Synthetik’s application Studio Artist is a painting application, in much the same way as Stockhausen was an electrician. Like many photo applications, it has a large number of presets, each of which manipulates an image in some way. Unlike them, you can create your own presets, but I’ve not done that.
I built a previous project, reflets, using version 4 of Studio Artist, exploring the software’s capabilities to transform a very colourful photograph.
Studio Artist version 5 has now been released. It has got me excited, again. This time, though, I want to explore the transformation of text. This project, concrete, is an exercise to apply the presets to a piece of text — well, an image of a piece of text — to see what comes out the other side.

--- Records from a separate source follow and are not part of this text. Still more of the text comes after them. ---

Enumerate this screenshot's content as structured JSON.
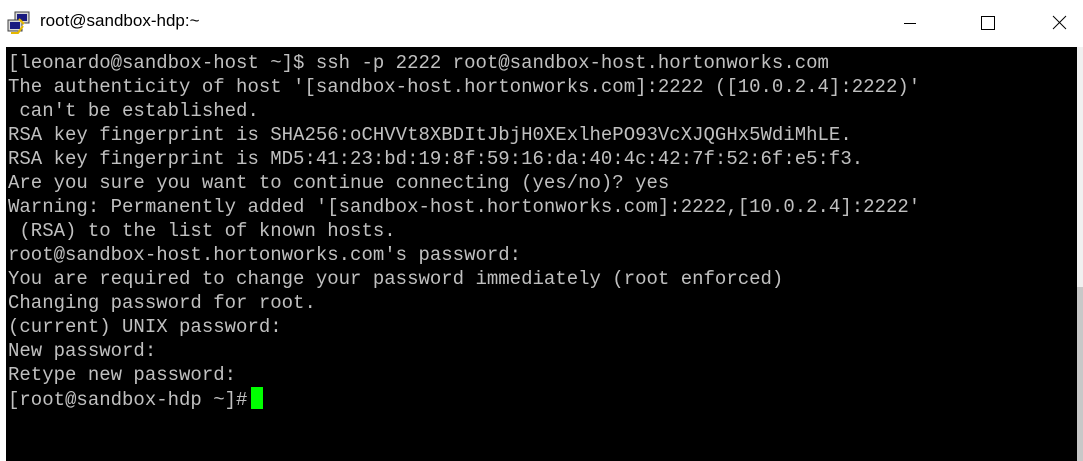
{
  "window": {
    "title": "root@sandbox-hdp:~",
    "icon": "putty-terminal-icon"
  },
  "controls": {
    "minimize": "minimize-icon",
    "maximize": "maximize-icon",
    "close": "close-icon"
  },
  "colors": {
    "terminal_bg": "#000000",
    "terminal_fg": "#c0c0c0",
    "cursor": "#00ff00"
  },
  "terminal": {
    "lines": [
      "[leonardo@sandbox-host ~]$ ssh -p 2222 root@sandbox-host.hortonworks.com",
      "The authenticity of host '[sandbox-host.hortonworks.com]:2222 ([10.0.2.4]:2222)'",
      " can't be established.",
      "RSA key fingerprint is SHA256:oCHVVt8XBDItJbjH0XExlhePO93VcXJQGHx5WdiMhLE.",
      "RSA key fingerprint is MD5:41:23:bd:19:8f:59:16:da:40:4c:42:7f:52:6f:e5:f3.",
      "Are you sure you want to continue connecting (yes/no)? yes",
      "Warning: Permanently added '[sandbox-host.hortonworks.com]:2222,[10.0.2.4]:2222'",
      " (RSA) to the list of known hosts.",
      "root@sandbox-host.hortonworks.com's password:",
      "You are required to change your password immediately (root enforced)",
      "Changing password for root.",
      "(current) UNIX password:",
      "New password:",
      "Retype new password:"
    ],
    "prompt": "[root@sandbox-hdp ~]#"
  }
}
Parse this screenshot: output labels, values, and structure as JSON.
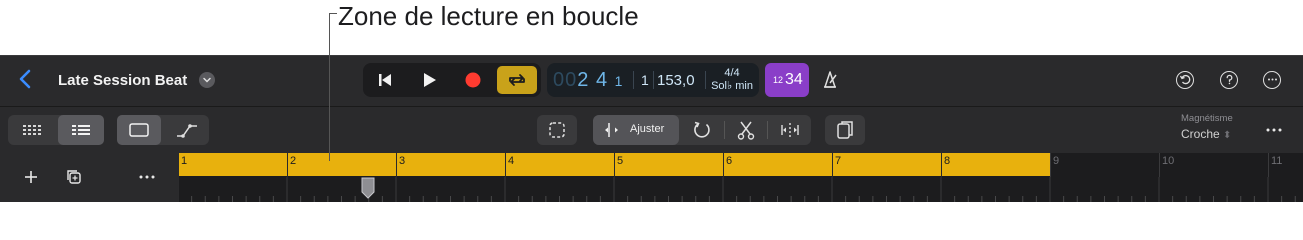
{
  "annotation": {
    "label": "Zone de lecture en boucle"
  },
  "project": {
    "title": "Late Session Beat"
  },
  "lcd": {
    "bar": "2",
    "beat": "4",
    "division": "1",
    "tick": "1",
    "tempo": "153,0",
    "time_signature": "4/4",
    "key": "Sol♭ min"
  },
  "count_in": {
    "small": "12",
    "big": "34"
  },
  "toolbar": {
    "ajuster_label": "Ajuster"
  },
  "snap": {
    "label": "Magnétisme",
    "value": "Croche"
  },
  "ruler": {
    "bars": [
      "1",
      "2",
      "3",
      "4",
      "5",
      "6",
      "7",
      "8",
      "9",
      "10",
      "11"
    ],
    "cycle_start_bar": 1,
    "cycle_end_bar": 9
  },
  "colors": {
    "accent": "#3b8cff",
    "cycle": "#e8b10d",
    "record": "#ff3b30",
    "count_in": "#8a3ec8",
    "loop_active": "#c9a21a"
  },
  "icons": [
    "back-chevron-icon",
    "title-menu-chevron-icon",
    "go-to-start-icon",
    "play-icon",
    "record-icon",
    "loop-icon",
    "metronome-icon",
    "undo-history-icon",
    "help-icon",
    "more-icon",
    "grid-view-icon",
    "list-view-icon",
    "rectangle-icon",
    "automation-curve-icon",
    "marquee-select-icon",
    "repeat-icon",
    "scissors-icon",
    "join-icon",
    "clipboard-icon",
    "add-icon",
    "duplicate-icon"
  ]
}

Why text? Well, think concrete poetry, sound poetry, futurist poetry—and book covers. I believe Studio Artist has got great potential with text, but I find I need to catalogue its possibilities before I try to apply them. This new version gives me a good reason—well, excuse—to do so.
A lot of the provisos that applied to my previous Studio Artist project, reflets, are still pertinent. I am not using the product correctly. I am not using it to anything like its potential. I am behaving like a photographer, not a (digital) painter.
Studio Artist has a great number of technologies, algorithms and parameters to work on visual material, and thousands of examples of how to use those parameters. Those examples are called presets. This project, concrete, just like its predecessor project, reflets, records the result of the application of each of those presets to a chosen image.
The images output by the presets are my copyright. That’s why I’ve copyrighted everything. However, quite a few results don’t seem to have much in common with the input, and everything in common with the example shown in the application. So, although all of concrete is my copyright, some images are almost, if not exactly, the same as something someone else might produce using the same software on a quite different original image. This software reflects an original image into something new, and sometimes that something new hasn’t much in common with what was being reflected, and rather a lot more in common with the little old lady who walked in front of the camera at the wrong moment. Remember, my goal with concrete is to explore the application. I intend to use what I learn to create something fresh.
With that in mind, I will acknowledge that a lot of the images, especially those without text, were almost entirely created by the software authors, and my input consists of the special skill known as pressing a button. I acknowledge and thank them.
Anyway, to explore Studio Artist properly, before I can apply the presets, I have to chose a common image for them to work on. concrete is about concrete poetry, about text, so, unsurprisingly, I’ve chosen a piece of text. I’ve set something simple, something that doesn’t mention foxes, in Adobe’s Garamond, at 72 point. I chose a serif font because I want to see what happens to the knobbly bits, and Garamond because I like it. I chose stark white on hard black mostly because it’ll display better on arts & ego (ignoring the little matter of contrast). I had Studio Artist output an image a quarter the original’s area.
It’ll take quite a while, probably more than a year, to put the text through all of Studio Artist’s presets, so the new section, concrete, will take time to complete.
If you browse concrete, please remember that Studio Artist presets are intended for experimentation on all kinds of artworks, so it’s unsurprising that some fail on dark glare.